Rain, frost, wind and thick morning mists – the winter is well and truly here. All the leaves have fallen off the plane tree in the courtyard, the less hardy potted plants are in the barn or polytunnel and little is being done in the way of gardening although a number of (rainless) days have been spent weeding and composting the beds. We still can’t get over how green it is compared to last year but the downpours have seen to that. They’ve also brought out the snails and slugs that they slither towards the baby turnips and swedes. One evening spent collecting the little blighters in a bucket was enough to fork out on some horticultural fleece which is certainly doing the trick.

fleeceThe veg patch is actually looking quite good at the moment, with most of the beds full or covered in compost. We’re still eating our own potatoes, the colourful chard is going strong and at last some sprouts have formed. Plus the calabrese and cauliflower are ready now too so there’s more variety on our plates at the mo.
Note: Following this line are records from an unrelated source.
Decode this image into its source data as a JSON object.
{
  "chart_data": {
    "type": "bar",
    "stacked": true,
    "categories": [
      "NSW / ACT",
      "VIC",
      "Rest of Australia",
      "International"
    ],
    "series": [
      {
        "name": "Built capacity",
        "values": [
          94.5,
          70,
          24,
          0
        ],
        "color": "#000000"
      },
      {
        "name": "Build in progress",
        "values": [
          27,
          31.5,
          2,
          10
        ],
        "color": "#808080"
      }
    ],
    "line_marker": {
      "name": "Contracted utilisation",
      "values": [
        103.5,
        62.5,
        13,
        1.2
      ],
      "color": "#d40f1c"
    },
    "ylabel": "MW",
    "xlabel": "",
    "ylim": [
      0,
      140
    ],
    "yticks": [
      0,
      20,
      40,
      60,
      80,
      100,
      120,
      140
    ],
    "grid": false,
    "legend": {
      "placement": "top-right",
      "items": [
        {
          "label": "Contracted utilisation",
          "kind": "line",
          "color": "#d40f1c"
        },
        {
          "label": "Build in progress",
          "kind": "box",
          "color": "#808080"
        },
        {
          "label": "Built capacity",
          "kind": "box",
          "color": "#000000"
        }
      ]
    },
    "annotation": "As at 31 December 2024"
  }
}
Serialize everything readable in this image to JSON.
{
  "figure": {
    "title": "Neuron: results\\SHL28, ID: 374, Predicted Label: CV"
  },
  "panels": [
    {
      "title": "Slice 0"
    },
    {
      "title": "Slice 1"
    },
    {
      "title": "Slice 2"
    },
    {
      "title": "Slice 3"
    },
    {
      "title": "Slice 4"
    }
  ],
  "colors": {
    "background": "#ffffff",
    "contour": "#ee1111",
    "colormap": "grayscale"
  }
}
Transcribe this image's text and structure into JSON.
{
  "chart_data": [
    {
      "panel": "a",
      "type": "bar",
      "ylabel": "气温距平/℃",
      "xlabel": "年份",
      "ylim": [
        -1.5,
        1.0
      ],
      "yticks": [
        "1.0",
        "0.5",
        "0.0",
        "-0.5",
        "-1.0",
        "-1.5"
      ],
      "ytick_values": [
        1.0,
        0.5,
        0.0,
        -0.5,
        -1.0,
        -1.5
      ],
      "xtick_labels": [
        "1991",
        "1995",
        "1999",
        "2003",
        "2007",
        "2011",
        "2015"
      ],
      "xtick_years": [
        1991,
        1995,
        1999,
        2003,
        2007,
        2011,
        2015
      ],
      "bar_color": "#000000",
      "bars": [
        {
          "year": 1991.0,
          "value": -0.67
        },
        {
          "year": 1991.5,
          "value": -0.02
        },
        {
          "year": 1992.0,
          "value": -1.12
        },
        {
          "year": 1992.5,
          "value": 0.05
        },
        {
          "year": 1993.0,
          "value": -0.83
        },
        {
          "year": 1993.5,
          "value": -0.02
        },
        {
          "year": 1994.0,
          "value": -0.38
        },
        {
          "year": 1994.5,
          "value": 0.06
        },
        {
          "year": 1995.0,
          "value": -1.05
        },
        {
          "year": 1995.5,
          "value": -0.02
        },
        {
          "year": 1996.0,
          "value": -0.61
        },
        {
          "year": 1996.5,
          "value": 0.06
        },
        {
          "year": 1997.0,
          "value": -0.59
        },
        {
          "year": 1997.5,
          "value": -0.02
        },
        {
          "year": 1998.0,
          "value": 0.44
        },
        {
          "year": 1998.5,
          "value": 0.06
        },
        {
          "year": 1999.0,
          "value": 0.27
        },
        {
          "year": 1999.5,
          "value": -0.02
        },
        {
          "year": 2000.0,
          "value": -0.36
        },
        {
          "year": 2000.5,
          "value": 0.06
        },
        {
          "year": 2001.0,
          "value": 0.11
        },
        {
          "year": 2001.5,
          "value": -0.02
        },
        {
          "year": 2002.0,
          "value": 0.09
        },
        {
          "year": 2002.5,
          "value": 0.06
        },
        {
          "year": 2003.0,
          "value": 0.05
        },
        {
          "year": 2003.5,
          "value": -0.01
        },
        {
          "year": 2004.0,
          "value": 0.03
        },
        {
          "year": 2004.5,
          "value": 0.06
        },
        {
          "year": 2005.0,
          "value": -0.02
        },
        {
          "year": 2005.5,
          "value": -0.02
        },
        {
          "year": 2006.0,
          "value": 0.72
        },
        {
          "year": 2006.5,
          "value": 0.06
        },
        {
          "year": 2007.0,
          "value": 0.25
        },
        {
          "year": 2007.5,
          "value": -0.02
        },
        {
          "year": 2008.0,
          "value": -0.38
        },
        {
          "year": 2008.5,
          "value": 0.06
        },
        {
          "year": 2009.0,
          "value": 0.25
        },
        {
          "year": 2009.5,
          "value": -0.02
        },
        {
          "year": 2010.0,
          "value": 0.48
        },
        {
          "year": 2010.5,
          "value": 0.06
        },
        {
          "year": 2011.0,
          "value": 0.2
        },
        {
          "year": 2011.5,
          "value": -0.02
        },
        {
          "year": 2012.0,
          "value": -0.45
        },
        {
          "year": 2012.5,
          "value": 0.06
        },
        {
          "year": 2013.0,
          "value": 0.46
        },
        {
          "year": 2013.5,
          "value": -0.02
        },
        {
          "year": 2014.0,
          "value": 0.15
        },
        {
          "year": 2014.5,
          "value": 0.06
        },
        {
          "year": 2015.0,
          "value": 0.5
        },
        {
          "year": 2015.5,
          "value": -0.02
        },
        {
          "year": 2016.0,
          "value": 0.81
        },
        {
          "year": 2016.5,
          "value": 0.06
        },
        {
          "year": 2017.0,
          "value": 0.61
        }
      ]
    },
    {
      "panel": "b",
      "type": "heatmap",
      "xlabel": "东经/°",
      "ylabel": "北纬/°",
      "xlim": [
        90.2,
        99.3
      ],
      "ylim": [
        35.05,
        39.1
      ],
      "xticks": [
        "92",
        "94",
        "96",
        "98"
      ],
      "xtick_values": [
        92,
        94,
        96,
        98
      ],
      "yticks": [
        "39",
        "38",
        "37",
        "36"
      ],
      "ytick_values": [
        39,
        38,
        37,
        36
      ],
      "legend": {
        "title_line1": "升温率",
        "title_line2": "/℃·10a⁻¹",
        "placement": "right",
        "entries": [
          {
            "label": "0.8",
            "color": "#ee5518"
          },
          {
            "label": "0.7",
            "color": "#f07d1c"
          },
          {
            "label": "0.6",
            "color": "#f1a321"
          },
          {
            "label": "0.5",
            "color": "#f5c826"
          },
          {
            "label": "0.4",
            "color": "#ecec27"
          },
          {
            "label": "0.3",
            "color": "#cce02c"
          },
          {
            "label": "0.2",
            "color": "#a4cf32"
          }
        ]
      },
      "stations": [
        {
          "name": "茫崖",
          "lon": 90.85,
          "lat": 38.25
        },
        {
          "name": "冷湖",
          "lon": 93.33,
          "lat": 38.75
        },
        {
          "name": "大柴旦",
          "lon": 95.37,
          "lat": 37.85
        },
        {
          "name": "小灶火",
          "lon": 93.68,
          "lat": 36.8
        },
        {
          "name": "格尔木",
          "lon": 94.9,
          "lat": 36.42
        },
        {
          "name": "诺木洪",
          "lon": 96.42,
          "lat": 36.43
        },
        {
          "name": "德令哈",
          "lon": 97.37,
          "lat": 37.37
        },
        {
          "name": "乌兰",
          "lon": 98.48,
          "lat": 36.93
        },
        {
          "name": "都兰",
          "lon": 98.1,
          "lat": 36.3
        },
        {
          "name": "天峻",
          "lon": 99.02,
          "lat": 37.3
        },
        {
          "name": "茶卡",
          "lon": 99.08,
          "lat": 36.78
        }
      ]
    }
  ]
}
But as I walk down the beds in the winter sunshine there’s one plant that beats them all, yes the humble leek is crowned queen of the veg patch. There’s lots of reasons why: firstly, I’ve been growing them from seed for three years now and they’ve never failed. Every little leeklet grows, some bigger than others, but grow they do. Secondly, they take very little looking after. They need watering and weeding but that’s it – no pests to worry about, no supports, no pruning… Thirdly, they stay in the ground for as long as you need them. No need to worry that they’ll be past their best if not pulled out in time, so no storage problems either. In addition they’ll happily put up with whatever the winter throws at them. Plus they’ll reproduce from their own seed so no need to buy any more seed packets. Next year is the first time I’ll be trying this, I have a couple of dried flower heads from some plants left in the ground over the summer so with luck they’ll germinate in the spring. So all in all a fuss free, hardy, reliable cropper. Oh, and they taste good too of course! Long live the leek!